Judge demands speedy demolition of Flathead Lake's 'bridge to nowhere'
Daily Inter Lake | December 16, 2020 2:00 AM
A court-appointed engineer will oversee the demolition of a private "bridge to nowhere" that connects Dockstader Island to the north shore of Flathead Lake, more than four years after a judge first declared the structure illegal under Montana's Lakeshore Protection Act.
In a blistering order handed down Monday, Flathead County District Judge Robert Allison called the bridge a "foolhardy boondoggle," made clear his frustration with repeated delays in executing the demolition and expressed no sympathy for the bridge's architects – Jolene Dugan and her father, Roger Sortino, who owns the lakeshore property.
Allison instructed the plaintiffs – a group of locals who banded together as the Community Association for North Shore Conservation – to recruit an engineer to serve as a special master overseeing the demolition process. That engineer will present a plan to Allison; Dugan will remain on the hook for the cost of the demolition.
Allison also rejected a demolition plan submitted by Dugan, Sortino and a consulting hydrogeologist, Randall Overton, writing that it "seems to involve an absurd level of complexity." The plan, which the judge ordered in March, would require at least a half-dozen permits and involve the construction of two elevated roads constituting a "two-part causeway," which would be used to transport pieces of the bridge to the shore, but does not specify how the causeway would be removed along with the bridge.
"Perhaps the court should have been more specific, but it had in mind an engineer who
could produce a detailed deconstruction plan, like a construction engineer," Allison wrote.
"The court tasked Dugan with the responsibility of producing a plan for the removal.
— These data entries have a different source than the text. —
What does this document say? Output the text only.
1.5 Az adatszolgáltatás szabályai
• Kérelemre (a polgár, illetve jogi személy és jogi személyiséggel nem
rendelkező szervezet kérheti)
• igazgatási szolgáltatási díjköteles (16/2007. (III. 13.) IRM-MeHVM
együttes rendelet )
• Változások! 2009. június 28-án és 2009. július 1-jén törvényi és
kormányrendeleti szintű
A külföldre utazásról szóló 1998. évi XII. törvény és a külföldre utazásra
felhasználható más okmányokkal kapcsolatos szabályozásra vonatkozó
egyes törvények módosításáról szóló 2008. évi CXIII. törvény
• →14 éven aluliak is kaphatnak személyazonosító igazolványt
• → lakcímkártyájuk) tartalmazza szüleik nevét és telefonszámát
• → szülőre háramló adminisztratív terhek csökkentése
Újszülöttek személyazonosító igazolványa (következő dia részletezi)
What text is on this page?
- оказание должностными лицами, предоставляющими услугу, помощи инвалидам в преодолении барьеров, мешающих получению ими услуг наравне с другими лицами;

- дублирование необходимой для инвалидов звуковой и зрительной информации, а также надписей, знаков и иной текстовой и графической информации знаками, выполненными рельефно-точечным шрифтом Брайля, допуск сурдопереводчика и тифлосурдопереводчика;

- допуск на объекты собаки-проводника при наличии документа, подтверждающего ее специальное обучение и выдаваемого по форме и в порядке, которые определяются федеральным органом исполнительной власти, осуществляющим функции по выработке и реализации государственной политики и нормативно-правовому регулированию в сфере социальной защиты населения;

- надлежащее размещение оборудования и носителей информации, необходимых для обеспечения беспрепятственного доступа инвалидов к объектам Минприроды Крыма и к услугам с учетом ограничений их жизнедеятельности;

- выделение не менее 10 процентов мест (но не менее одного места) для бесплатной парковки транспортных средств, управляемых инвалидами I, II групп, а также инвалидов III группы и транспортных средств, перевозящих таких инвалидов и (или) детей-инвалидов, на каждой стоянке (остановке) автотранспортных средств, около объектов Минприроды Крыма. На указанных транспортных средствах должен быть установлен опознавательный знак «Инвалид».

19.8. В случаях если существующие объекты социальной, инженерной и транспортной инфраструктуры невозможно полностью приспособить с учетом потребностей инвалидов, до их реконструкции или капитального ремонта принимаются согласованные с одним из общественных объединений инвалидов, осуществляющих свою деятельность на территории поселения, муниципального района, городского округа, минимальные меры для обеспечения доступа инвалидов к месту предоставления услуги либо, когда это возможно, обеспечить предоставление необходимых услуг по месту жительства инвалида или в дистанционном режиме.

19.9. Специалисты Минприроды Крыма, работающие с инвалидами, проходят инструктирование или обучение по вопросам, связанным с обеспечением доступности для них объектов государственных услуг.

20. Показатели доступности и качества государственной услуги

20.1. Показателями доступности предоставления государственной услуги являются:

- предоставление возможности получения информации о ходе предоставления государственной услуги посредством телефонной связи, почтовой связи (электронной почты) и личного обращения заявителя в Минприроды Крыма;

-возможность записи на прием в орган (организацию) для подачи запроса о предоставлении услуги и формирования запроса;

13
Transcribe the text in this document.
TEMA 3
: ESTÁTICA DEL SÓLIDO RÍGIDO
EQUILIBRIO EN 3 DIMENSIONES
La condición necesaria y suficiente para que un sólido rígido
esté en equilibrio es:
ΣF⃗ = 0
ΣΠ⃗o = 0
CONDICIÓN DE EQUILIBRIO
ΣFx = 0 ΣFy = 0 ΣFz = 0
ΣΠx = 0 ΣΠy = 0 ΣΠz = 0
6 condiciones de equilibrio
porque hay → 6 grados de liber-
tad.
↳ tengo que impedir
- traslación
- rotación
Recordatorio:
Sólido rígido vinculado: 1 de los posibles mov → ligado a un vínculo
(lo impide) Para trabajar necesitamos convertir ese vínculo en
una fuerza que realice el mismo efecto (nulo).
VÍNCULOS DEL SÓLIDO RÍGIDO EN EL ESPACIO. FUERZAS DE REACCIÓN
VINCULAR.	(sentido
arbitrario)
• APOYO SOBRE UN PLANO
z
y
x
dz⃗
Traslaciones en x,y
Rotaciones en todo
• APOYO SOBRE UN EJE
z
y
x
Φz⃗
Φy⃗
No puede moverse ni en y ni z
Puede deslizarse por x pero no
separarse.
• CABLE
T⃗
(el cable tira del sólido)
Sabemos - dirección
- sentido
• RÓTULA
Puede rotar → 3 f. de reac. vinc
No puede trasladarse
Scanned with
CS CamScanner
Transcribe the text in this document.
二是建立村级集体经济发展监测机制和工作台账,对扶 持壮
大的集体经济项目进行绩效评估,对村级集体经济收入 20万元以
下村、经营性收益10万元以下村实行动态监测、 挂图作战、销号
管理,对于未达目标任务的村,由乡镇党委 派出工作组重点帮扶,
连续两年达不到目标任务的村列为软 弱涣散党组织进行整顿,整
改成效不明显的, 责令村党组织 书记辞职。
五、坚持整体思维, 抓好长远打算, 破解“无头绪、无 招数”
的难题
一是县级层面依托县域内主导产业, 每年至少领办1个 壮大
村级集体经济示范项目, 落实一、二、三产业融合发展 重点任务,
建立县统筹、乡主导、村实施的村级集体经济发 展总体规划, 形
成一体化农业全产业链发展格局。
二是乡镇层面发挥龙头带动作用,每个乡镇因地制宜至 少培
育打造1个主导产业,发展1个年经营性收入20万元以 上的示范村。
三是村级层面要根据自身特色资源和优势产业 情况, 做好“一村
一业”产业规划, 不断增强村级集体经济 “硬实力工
What Dugan produced is inadequate and questionable," he wrote. "Dugan is no longer entitled to the benefit of the doubt that genuine obstacles prevent progress and that she is acting in good faith to accomplish removal of the bridge. Dugan now loses the ability to guide, control or give input on the process of how to remove the bridge. The time has come for the court to take the reins from Dugan."
Allison also critiqued Overton's assertion that the demolition would require approval from Flathead County, the U.S. Army Corps of Engineers, the state Department of Natural Resources and Conservation, the state Department of Environmental Quality, and Montana Fish, Wildlife and Parks.
"Had Dugan been one-half that careful when building the bridge, this presumably staggeringly expensive lawsuit, the appeal and the attendant, ongoing and continuing aftermath, with all of its undoubtedly burdensome costs both in terms of money and anxiety, could have been avoided," Allison wrote.
The Community Association for North Shore Conservation sued after the bridge was completed in 2016. In July 2019, the Montana Supreme Court upheld Allison's determination that the roughly 500-foot-long span is illegal and the Flathead County commissioners erred when granting a permit for the project in 2011.
County zoning regulations are clear that no roads may be built in the lakeshore protection zone. The 2011 commissioners permitted the bridge to Dockstader Island on grounds that it's not technically a "road," reasoning that Allison called "nonsensical." The island used to be part of a peninsula that eroded over decades as the Séliš Ksanka Ql’ispé Dam, formerly the Kerr Dam, kept water levels artificially high into the fall.
Dugan and Sortino, who is acting on her behalf on the bridge matter, both blamed delays in executing the demolition on personal financial difficulties. Sortino told the judge he lost his entire $4.5 million retirement fund and is working to sell a parcel of land adjacent to the bridge. Dugan reported she has severe health problems and was hospitalized and nearly died after a gas leak incident; she said she has three children and no job and lives in rental housing, and her only asset is a 19-year-old SUV.
None of that swayed Allison.
"Dugan and Sortino had the money to build the bridge and for some unfathomable reason determined that a foolhardy boondoggle, a vehicular bridge to nowhere located where no roads are permitted, was a good way to spend that money, let alone begging the question how a woman with three children, health issues, no job and living in a rental could afford same," Allison wrote. "This is the consequence."
Don Murray, the conservation group's attorney, said he intends to find an engineer "as expeditiously as possible" with an eye toward starting the demolition in late winter, when water levels recede and the lakebed beneath the bridge is exposed. That, he said, might allow for a simple dismantling of the bridge rather than a more complicated process like the one Overton proposed.
"I assume that an engineer would propose removing it in reverse order from how it was put in," Murray said Thursday.
He predicted Flathead County officials would be eager to grant a permit for the demolition to bring an end to the bridge saga.
"I think they'll work with us to get it approved as quickly as possible," he said.